Whistleblower harus meyakini bahwa keberanian untuk menyampaikan informasi terhadap suatu keburukan, kecurangan ataupun kemungkaran yang terjadi di dalam organisasi adalah bentuk ibadah yang diperintahkan oleh Allah سُبْحَانَهُ وَ تَعَالَى dalam wujud saling tolong menolong dalam hal kebaikan. Keyakinan ini akan mengarahkan whistleblower untuk tidak terjebak dalam dilema etis, sehingga whistleblower merasa yakin bahwa apa yang dilakukan itu adalah bentuk ibadah yang diperintah oleh Allah سُبْحَانَهُ وَ تَعَالَى.

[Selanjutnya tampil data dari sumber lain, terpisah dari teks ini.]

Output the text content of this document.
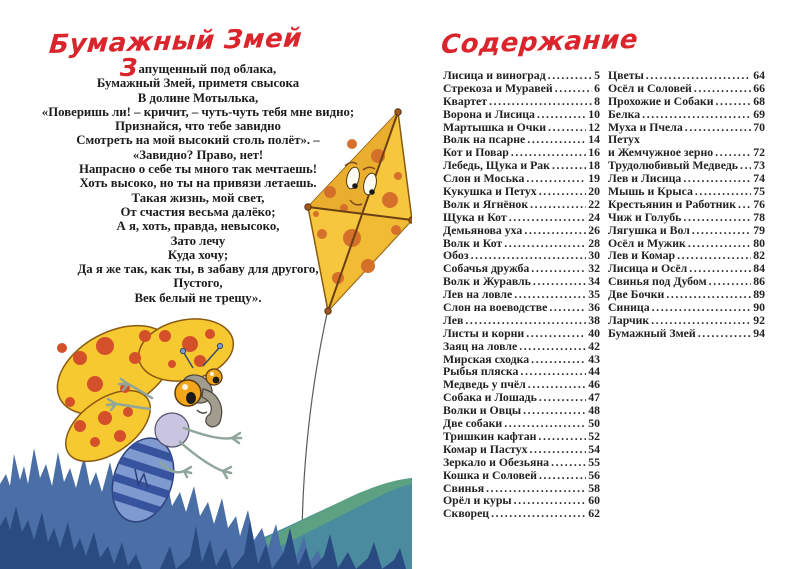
Бумажный Змей
Запущенный под облака,
Бумажный Змей, приметя свысока
В долине Мотылька,
«Поверишь ли! – кричит, – чуть-чуть тебя мне видно;
Признайся, что тебе завидно
Смотреть на мой высокий столь полёт». –
«Завидно? Право, нет!
Напрасно о себе ты много так мечтаешь!
Хоть высоко, но ты на привязи летаешь.
Такая жизнь, мой свет,
От счастия весьма далёко;
А я, хоть, правда, невысоко,
Зато лечу
Куда хочу;
Да я же так, как ты, в забаву для другого,
Пустого,
Век белый не трещу».
Содержание
Лисица и виноград .....	5
Стрекоза и Муравей .....	6
Квартет .....	8
Ворона и Лисица .....	10
Мартышка и Очки .....	12
Волк на псарне .....	14
Кот и Повар .....	16
Лебедь, Щука и Рак .....	18
Слон и Моська .....	19
Кукушка и Петух .....	20
Волк и Ягнёнок .....	22
Щука и Кот .....	24
Демьянова уха .....	26
Волк и Кот .....	28
Обоз .....	30
Собачья дружба .....	32
Волк и Журавль .....	34
Лев на ловле .....	35
Слон на воеводстве .....	36
Лев .....	38
Листы и корни .....	40
Заяц на ловле .....	42
Мирская сходка .....	43
Рыбья пляска .....	44
Медведь у пчёл .....	46
Собака и Лошадь .....	47
Волки и Овцы .....	48
Две собаки .....	50
Тришкин кафтан .....	52
Комар и Пастух .....	54
Зеркало и Обезьяна .....	55
Кошка и Соловей .....	56
Свинья .....	58
Орёл и куры .....	60
Скворец .....	62
Цветы .....	64
Осёл и Соловей .....	66
Прохожие и Собаки .....	68
Белка .....	69
Муха и Пчела .....	70
Петух
и Жемчужное зерно .....	72
Трудолюбивый Медведь ..... 73
Лев и Лисица .....	74
Мышь и Крыса .....	75
Крестьянин и Работник ..... 76
Чиж и Голубь .....	78
Лягушка и Вол .....	79
Осёл и Мужик .....	80
Лев и Комар .....	82
Лисица и Осёл .....	84
Свинья под Дубом .....	86
Две Бочки .....	89
Синица .....	90
Ларчик .....	92
Бумажный Змей .....	94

Demikian artikel ringkas penjelasan bagaimana pandangan islam membantu whistleblower untuk yakin dan bersikap teguh dalam menyampaikan kebenaran walaupun akan menjadi dilema etis pada saat pengambilan keputusannya. Islam sangat melarang kita untuk membiarkan kemungkaran yang kita ketahui terjadi, sebaliknya islam memerintahkan kita untuk saling tolong menolong dalam hal kebaikan. Semoga tulisan ini dapat menjadi pencerahan untuk meningkatkan ketaqwaan kita kepada Allah Azza wa Jalla.
Rujukan:
Amalia, E., & Srimaya, L, S. (2022). Mengintegrasikan Etika Islam dalam Dilema Etis dan Pendidikan Akuntansi. Jurnal Akademi Akuntansi (JAA), 5(4), 531-546
Salin, A. S. A. P., Ab Manan, S. K., Kamaluddin, N., & Nawawi, A. (2017). The Role of Islamic
Ethics to Prevent Corporate Fraud. International Journal of Business and Society, 18(S1), 113–128
Shonhadji, N. (2022). Is Whistleblowing an Ethical Practice? Journal of Economics, Business, and Accountancy Ventura. 25(2), 244 – 254.
*Ditulis oleh: Dr. Nanang Shonhadji., M.Si., AK.,CA., CMA., CPA (Dosen Universitas Hayam Wuruk Perbanas & Narasumber JIC TV dan Radio JIC)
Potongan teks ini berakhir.